With a state appeals court in San Francisco scheduled to hear oral arguments Monday about the legality of same-sex marriage in California, Mayor Gavin Newsom said he was not worried about high-court rulings against gay marriage in New York and Georgia this week.
“I think we should avoid reading to much into this,” Newsom said. “California is a different state with a different constitution.”
In New York, the state's Court of Appeals upheld a state law that bans same-sex marriage, and Georgia’s Supreme Court said a 2004 ballot referendum banning gay marriage was legal.

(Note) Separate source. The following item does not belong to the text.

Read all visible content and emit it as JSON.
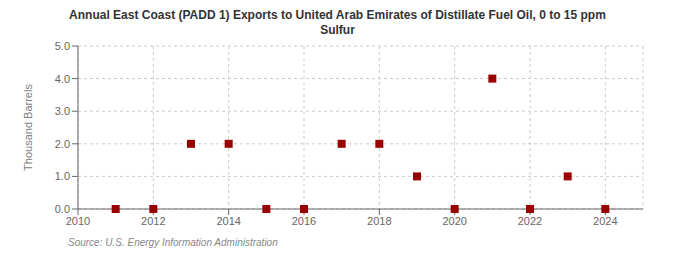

The decisions were applauded by a variety of groups that say marriage should be reserved for unions between opposite-sex couples.
Newsom called the rulings mere “setbacks,” in an effort that would eventually result in gay marriages becoming legal.
“You can’t be naïve to the realities of the social justice movement, where history has yet to be written,” Newsom said. “This is going to be a long, multidecade struggle.”
Although gay rights advocates celebrated a California Superior Court ruling in March that said excluding gay couples from marriage is akin to gender discrimination, the ruling was appealed by the state attorney general, along with several conservative groups.
Newsom said he expects that the controversial case will eventually make its way to the California Supreme Court, after the appellate court's decision, because neither side will give up the fight.